Dans ce qui semblait être une victoire du bon vieux bon sens, la Cour a estimé qu’une approche littérale de l’interprétation de la Convention unique de 1961 “dans la mesure où il s’agit d’un extrait de cannabis, conduirait à classer le CBD comme un stupéfiant, [et] une telle interprétation serait contraire à l’esprit général de cette convention et à son objectif de protéger “la santé et le bien-être de l’humanité””.

Il a également souligné l’absence d’effet psychotrope du CBD et ses bons résultats en matière de sécurité, ainsi que l’incohérence, du point de vue de la santé publique, de classer le CBD dérivé du cannabis comme un stupéfiant, tout en autorisant la vente de produits synthétiques à base de CBD.

Un soupir de soulagement collectif a résonné dans l’industrie européenne du chanvre lorsque cette nouvelle a été annoncée, les principales parties prenantes appelant la Commission européenne à modifier sa position sur le CBD afin que les entreprises puissent reprendre leurs demandes d’autorisation de nouveaux aliments.

Et si la bataille n’est pas terminée tant que la grosse dame ne chante pas, d’un point de vue juridique, Kai-Friedrich Niermann ne doute pas que la Commission finira par suivre le mouvement et classer à nouveau le CBD parmi les aliments.

“La Cour européenne de justice a définitivement dit que les extraits de chanvre sont des marchandises légales, et l’interprétation de la Cour européenne de justice est définitive. C’est ce qu’on appelle un précédent et les autres institutions et tribunaux de l’UE dans les États membres doivent suivre cette interprétation.”

Un parcours cahoteux

La Commission européenne est officiellement revenue sur sa position, déclarant que le CBD n’est pas un stupéfiant, après tout, le 2 décembre, le jour même où la Commission des Nations unies pour le développement (CND) a voté en faveur d’une nouvelle classification du cannabis en reconnaissance de l’utilité thérapeutique de la plante.

Toutefois, il restait à déterminer s’il fallait soustraire les produits contenant moins de 0,2 % de THC au contrôle international, comme le recommande l’OMS. Là, Niermann était moins confiant quant à une issue positive, mais cette fois-ci, pas en raison d’un désaccord sur le fait que le CBD soit ou non un stupéfiant.
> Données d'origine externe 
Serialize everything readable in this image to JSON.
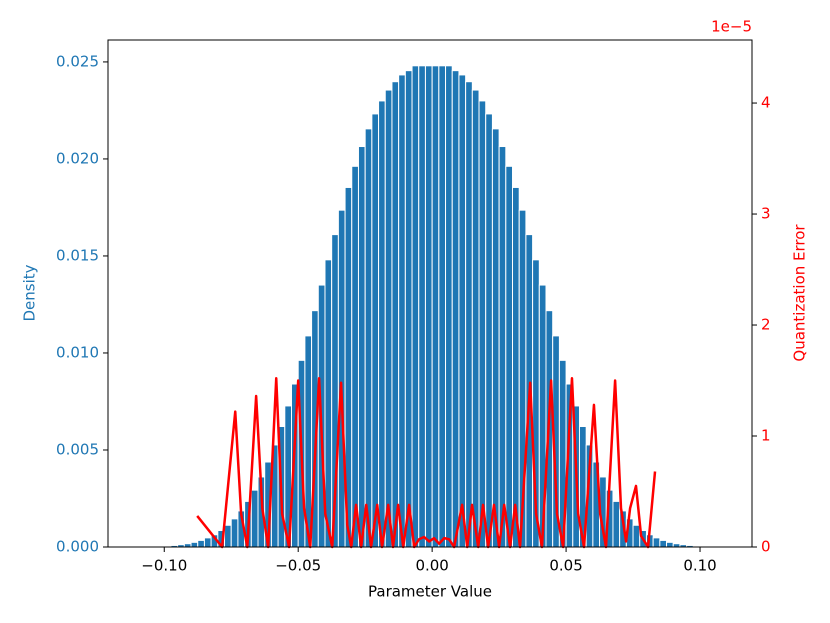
{
  "chart_data": {
    "type": "histogram",
    "xlabel": "Parameter Value",
    "ylabel": "Density",
    "y2label": "Quantization Error",
    "y2_offset_text": "1e−5",
    "color": "#1f77b4",
    "bins": [
      -0.1,
      -0.0975,
      -0.095,
      -0.0925,
      -0.09,
      -0.0875,
      -0.085,
      -0.0825,
      -0.08,
      -0.0775,
      -0.075,
      -0.0725,
      -0.07,
      -0.0675,
      -0.065,
      -0.0625,
      -0.06,
      -0.0575,
      -0.055,
      -0.0525,
      -0.05,
      -0.0475,
      -0.045,
      -0.0425,
      -0.04,
      -0.0375,
      -0.035,
      -0.0325,
      -0.03,
      -0.0275,
      -0.025,
      -0.0225,
      -0.02,
      -0.0175,
      -0.015,
      -0.0125,
      -0.01,
      -0.0075,
      -0.005,
      -0.0025,
      0,
      0.0025,
      0.005,
      0.0075,
      0.01,
      0.0125,
      0.015,
      0.0175,
      0.02,
      0.0225,
      0.025,
      0.0275,
      0.03,
      0.0325,
      0.035,
      0.0375,
      0.04,
      0.0425,
      0.045,
      0.0475,
      0.05,
      0.0525,
      0.055,
      0.0575,
      0.06,
      0.0625,
      0.065,
      0.0675,
      0.07,
      0.0725,
      0.075,
      0.0775,
      0.08,
      0.0825,
      0.085,
      0.0875,
      0.09,
      0.0925,
      0.095,
      0.0975,
      0.1
    ],
    "counts": [
      5e-05,
      8e-05,
      0.00012,
      0.00017,
      0.00024,
      0.00034,
      0.00047,
      0.00063,
      0.00085,
      0.00112,
      0.00145,
      0.00186,
      0.00235,
      0.00293,
      0.00361,
      0.00438,
      0.00526,
      0.00621,
      0.00727,
      0.0084,
      0.00962,
      0.01088,
      0.01218,
      0.0135,
      0.0148,
      0.0161,
      0.01736,
      0.01853,
      0.01962,
      0.02064,
      0.02155,
      0.02232,
      0.02299,
      0.02355,
      0.02398,
      0.02433,
      0.02455,
      0.0248,
      0.0248,
      0.0248,
      0.0248,
      0.0248,
      0.0248,
      0.02455,
      0.02433,
      0.02398,
      0.02355,
      0.02299,
      0.02232,
      0.02155,
      0.02064,
      0.01962,
      0.01853,
      0.01736,
      0.0161,
      0.0148,
      0.0135,
      0.01218,
      0.01088,
      0.00962,
      0.0084,
      0.00727,
      0.00621,
      0.00526,
      0.00438,
      0.00361,
      0.00293,
      0.00235,
      0.00186,
      0.00145,
      0.00112,
      0.00085,
      0.00063,
      0.00047,
      0.00034,
      0.00024,
      0.00017,
      0.00012,
      8e-05,
      5e-05
    ],
    "line": {
      "type": "line",
      "axis": "y2",
      "color": "#ff0000",
      "x": [
        -0.0877,
        -0.0784,
        -0.0735,
        -0.0713,
        -0.069,
        -0.0657,
        -0.0634,
        -0.0612,
        -0.0582,
        -0.056,
        -0.0534,
        -0.05,
        -0.0478,
        -0.0455,
        -0.0422,
        -0.0399,
        -0.0373,
        -0.034,
        -0.0317,
        -0.0302,
        -0.0284,
        -0.0265,
        -0.0246,
        -0.0228,
        -0.0205,
        -0.0187,
        -0.0164,
        -0.0146,
        -0.0127,
        -0.0108,
        -0.0086,
        -0.0067,
        -0.0049,
        -0.003,
        -0.0011,
        0.0007,
        0.0026,
        0.0045,
        0.0063,
        0.0082,
        0.0112,
        0.0131,
        0.0149,
        0.0172,
        0.019,
        0.0209,
        0.0231,
        0.025,
        0.0269,
        0.0291,
        0.031,
        0.0328,
        0.0366,
        0.0388,
        0.041,
        0.0444,
        0.0466,
        0.0489,
        0.0522,
        0.0545,
        0.0567,
        0.0604,
        0.0627,
        0.0649,
        0.0683,
        0.0705,
        0.0724,
        0.0739,
        0.0761,
        0.078,
        0.0806,
        0.0832
      ],
      "values": [
        0.28,
        0,
        1.22,
        0.3,
        0,
        1.36,
        0.35,
        0,
        1.52,
        0.3,
        0,
        1.5,
        0.35,
        0,
        1.52,
        0.3,
        0,
        1.48,
        0.2,
        0,
        0.38,
        0,
        0.38,
        0,
        0.38,
        0,
        0.38,
        0,
        0.38,
        0,
        0.38,
        0,
        0.07,
        0.09,
        0.05,
        0.08,
        0.03,
        0.08,
        0.07,
        0,
        0.38,
        0,
        0.38,
        0,
        0.38,
        0,
        0.38,
        0,
        0.38,
        0,
        0.38,
        0,
        1.48,
        0.3,
        0,
        1.5,
        0.3,
        0,
        1.52,
        0.3,
        0,
        1.28,
        0.3,
        0,
        1.5,
        0.35,
        0.05,
        0.35,
        0.55,
        0.1,
        0,
        0.68
      ]
    },
    "xlim": [
      -0.121,
      0.1194
    ],
    "ylim": [
      0,
      0.02613
    ],
    "y2lim": [
      0,
      4.568
    ],
    "xticks": [
      {
        "value": -0.1,
        "label": "−0.10"
      },
      {
        "value": -0.05,
        "label": "−0.05"
      },
      {
        "value": 0,
        "label": "0.00"
      },
      {
        "value": 0.05,
        "label": "0.05"
      },
      {
        "value": 0.1,
        "label": "0.10"
      }
    ],
    "yticks": [
      {
        "value": 0,
        "label": "0.000"
      },
      {
        "value": 0.005,
        "label": "0.005"
      },
      {
        "value": 0.01,
        "label": "0.010"
      },
      {
        "value": 0.015,
        "label": "0.015"
      },
      {
        "value": 0.02,
        "label": "0.020"
      },
      {
        "value": 0.025,
        "label": "0.025"
      }
    ],
    "y2ticks": [
      0,
      1,
      2,
      3,
      4
    ]
  }
}
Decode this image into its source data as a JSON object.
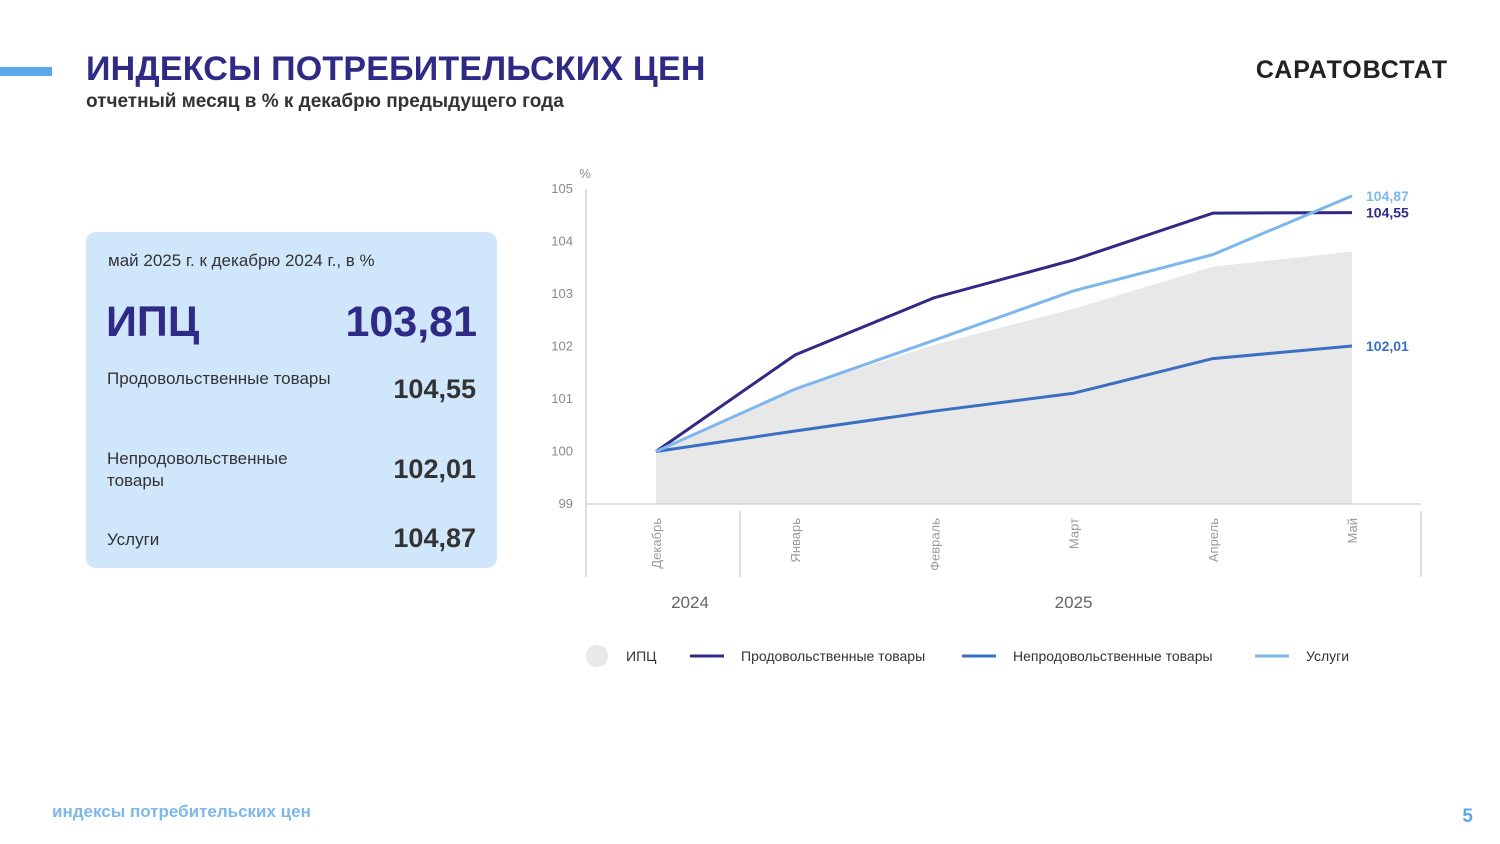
{
  "header": {
    "title": "ИНДЕКСЫ ПОТРЕБИТЕЛЬСКИХ ЦЕН",
    "subtitle": "отчетный месяц в % к декабрю предыдущего года",
    "brand": "САРАТОВСТАТ"
  },
  "card": {
    "caption": "май 2025 г. к декабрю 2024 г., в %",
    "cpi_label": "ИПЦ",
    "cpi_value": "103,81",
    "rows": [
      {
        "label": "Продовольственные товары",
        "value": "104,55"
      },
      {
        "label": "Непродовольственные товары",
        "value": "102,01"
      },
      {
        "label": "Услуги",
        "value": "104,87"
      }
    ]
  },
  "chart_data": {
    "type": "line",
    "ylabel": "%",
    "ylim": [
      99,
      105
    ],
    "yticks": [
      "99",
      "100",
      "101",
      "102",
      "103",
      "104",
      "105"
    ],
    "categories": [
      "Декабрь",
      "Январь",
      "Февраль",
      "Март",
      "Апрель",
      "Май"
    ],
    "years": [
      {
        "label": "2024",
        "months": [
          "Декабрь"
        ]
      },
      {
        "label": "2025",
        "months": [
          "Январь",
          "Февраль",
          "Март",
          "Апрель",
          "Май"
        ]
      }
    ],
    "series": [
      {
        "name": "ИПЦ",
        "kind": "area",
        "color": "#e8e8e8",
        "values": [
          100,
          101.19,
          102.03,
          102.72,
          103.52,
          103.81
        ]
      },
      {
        "name": "Продовольственные товары",
        "kind": "line",
        "color": "#2f2a86",
        "values": [
          100,
          101.84,
          102.93,
          103.65,
          104.54,
          104.55
        ],
        "end_label": "104,55"
      },
      {
        "name": "Непродовольственные товары",
        "kind": "line",
        "color": "#3b6fc2",
        "values": [
          100,
          100.39,
          100.77,
          101.11,
          101.77,
          102.01
        ],
        "end_label": "102,01"
      },
      {
        "name": "Услуги",
        "kind": "line",
        "color": "#7db7ec",
        "values": [
          100,
          101.19,
          102.12,
          103.06,
          103.75,
          104.87
        ],
        "end_label": "104,87"
      }
    ],
    "legend_position": "bottom",
    "grid": false
  },
  "footer": {
    "text": "индексы потребительских цен",
    "page": "5"
  }
}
Quelques semaines seulement avant le vote de l’ONU, le Parlement européen avait fait passer le seuil de THC dans le chanvre industriel de 0,2 % à 0,3 %, en accord avec les niveaux des États-Unis. La recommandation de l’OMS était donc déjà en décalage avec la position de l’UE, ce qui rendait probable un vote négatif collectif. C’est exactement ce qui s’est passé, puisque les pays de l’UE ont tous voté contre la recommandation 5.5, en invoquant le manque de preuves scientifiques en faveur de la limite de 0,2 % de THC et une sécurité juridique insuffisante dans la rédaction de l’amendement pour justifier leur décision.

Il semble donc que si une approche plus coordonnée de la réglementation européenne sur le CBD se profile à l’horizon, nous sommes encore loin du Saint Graal de l’harmonisation mondiale du CBD. Et cela signifie que l’industrie du CBD pourrait encore être confrontée à un parcours plutôt cahoteux.